11 May 2022 | 21:32 UTC

US natural gas production growth to exceed demand increases this summer: NGSA

Highlights

Summer-on-summer daily production growth forecast at 3.6 Bcf/d

Production growth to come in 1 Bcf/d above demand growth

US natural gas production will grow materially this summer comparedi with summer 2021, outpacing increases in demand, according to the Natural Gas Supply Association's 2022 summer outlook.

The producer association's summer outlook, released May 11, predicted that the supply-demand balance will remain tight, but "production is clearly rising [to] meet this challenge."

NGSA projects that US gas production will come in 3.6 Bcf/d higher this summer than last, with gains expected to come from both associated gas and non-associated gas.

This prediction is about 600 MMcf/d, or 20%, above the 3 Bcf/d of summer-on-summer growth S&P Global Commodity Insights projected in its April 20 US Gas Short-Term Forecast.

Some gains have already been observed, with S&P Global data showing that production has averaged 93.6 Bcf/d so far this May, up 1.2 Bcf/d from the same time last year. Roughly half of the May-on-May increase can be attributed to higher Permian gas production, with higher production also observed in the Haynesville and SCOOP/STACK basins.

Supply versus demand

With US spot and futures gas prices trading at sustained heights not seen in more than a decade, pushed higher by supply concerns, market watchers are keeping a sharp eye on the comparative rate of supply growth versus demand growth during the summer refill season.

The NYMEX Henry Hub prompt-month contract has averaged $7.84/MMBtu so far this month, more than double the $2.95/MMBtu averaged during the same time last year. Prior to this April and May, the prompt-month gas futures contract last settled above $7/MMBtu in 2008.

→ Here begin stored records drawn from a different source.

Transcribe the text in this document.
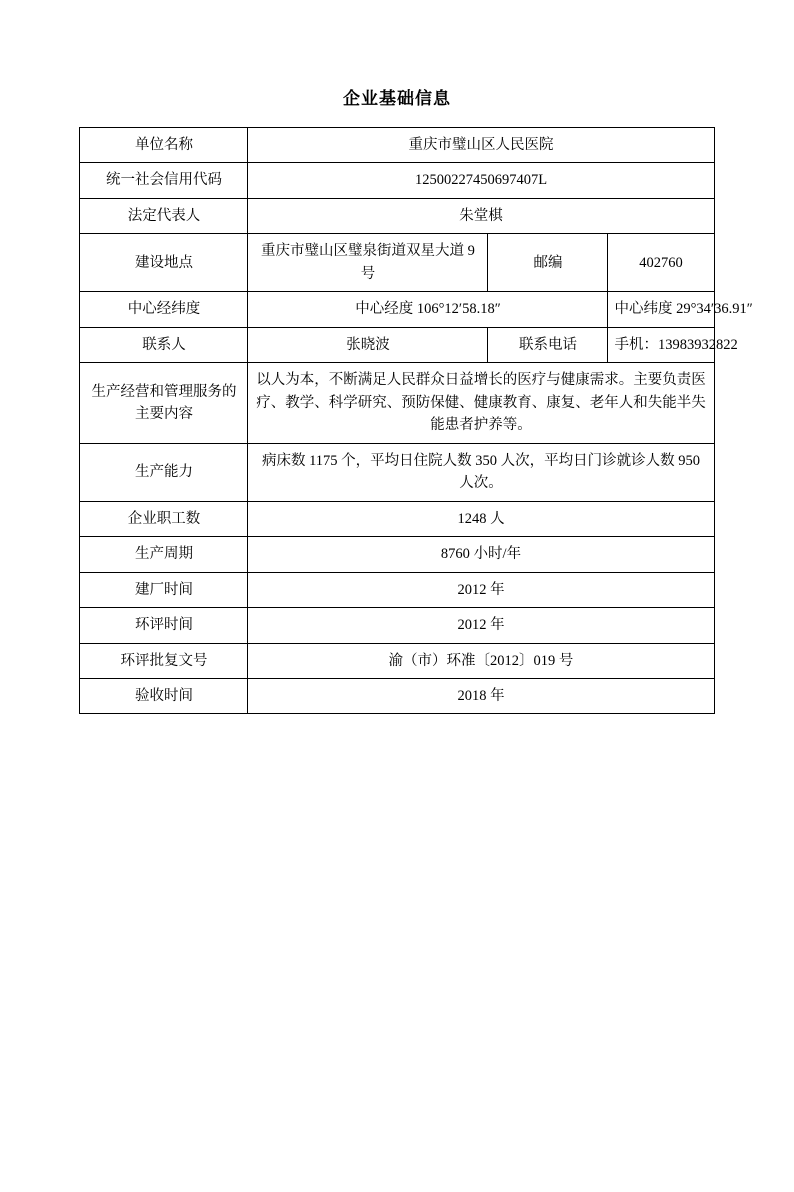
企业基础信息
单位名称	重庆市璧山区人民医院		
统一社会信用代码	12500227450697407L		
法定代表人	朱堂棋		
建设地点	重庆市璧山区璧泉街道双星大道 9 号	邮编	402760
中心经纬度	中心经度 106°12′58.18″		中心纬度 29°34′36.91″
联系人	张晓波	联系电话	手机：13983932822
生产经营和管理服务的主要内容	以人为本，不断满足人民群众日益增长的医疗与健康需求。主要负责医疗、教学、科学研究、预防保健、健康教育、康复、老年人和失能半失能患者护养等。		
生产能力	病床数 1175 个，平均日住院人数 350 人次，平均日门诊就诊人数 950 人次。		
企业职工数	1248 人		
生产周期	8760 小时/年		
建厂时间	2012 年		
环评时间	2012 年		
环评批复文号	渝（市）环准〔2012〕019 号		
验收时间	2018 年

NGSA expects total US gas demand, including exports, to climb 2.6 Bcf/d this summer, driven almost entirely by higher export demand. Domestic gas demand will increase by just 100 MMcf/d this summer compared with last summer, according to the outlook, with lower gas-fired demand canceling out expectations for higher industrial growth. Residential-commercial demand is expected to remain the same as last summer.

Other recent gas market outlooks, such as S&P Global's US Gas Short-Term Forecast and the Energy Information Administration's Short-Term Energy Outlook, also predict production growth this summer but expect demand growth to exceed production gains. Both outlooks highlighted the potential for stronger gas-fired power demand, with low coal inventories and rail constraints to transport coal expected to limit gas-to-coal fuel switching.

Production gains

One limiting factor for production growth this summer may be continued capital discipline from producers.

US gas producers largely maintained prior commitments to keeping production at maintenance levels in the recent round of Q1 2022 earnings calls. Key priorities included paying down debt, returning cash to shareholders, and regaining investment-grade ratings.

Some executives from gas-weighted exploration-and-production companies also pointed to infrastructure constraints as a barrier to growing production, especially for Appalachia producers. Efforts to build new gas pipelines in the Northeast have been met with legal challenges and costly delays in receiving permits in recent years.

Gas production gains are thus more likely to be seen in associated gas basins, such as the Permian, this summer. While the Permian has wrestled with takeaway capacity constraints in the past, a trio of new intrastate basins that came online in 2020 and 2021 has given the basin some room to grow before reaching the limits.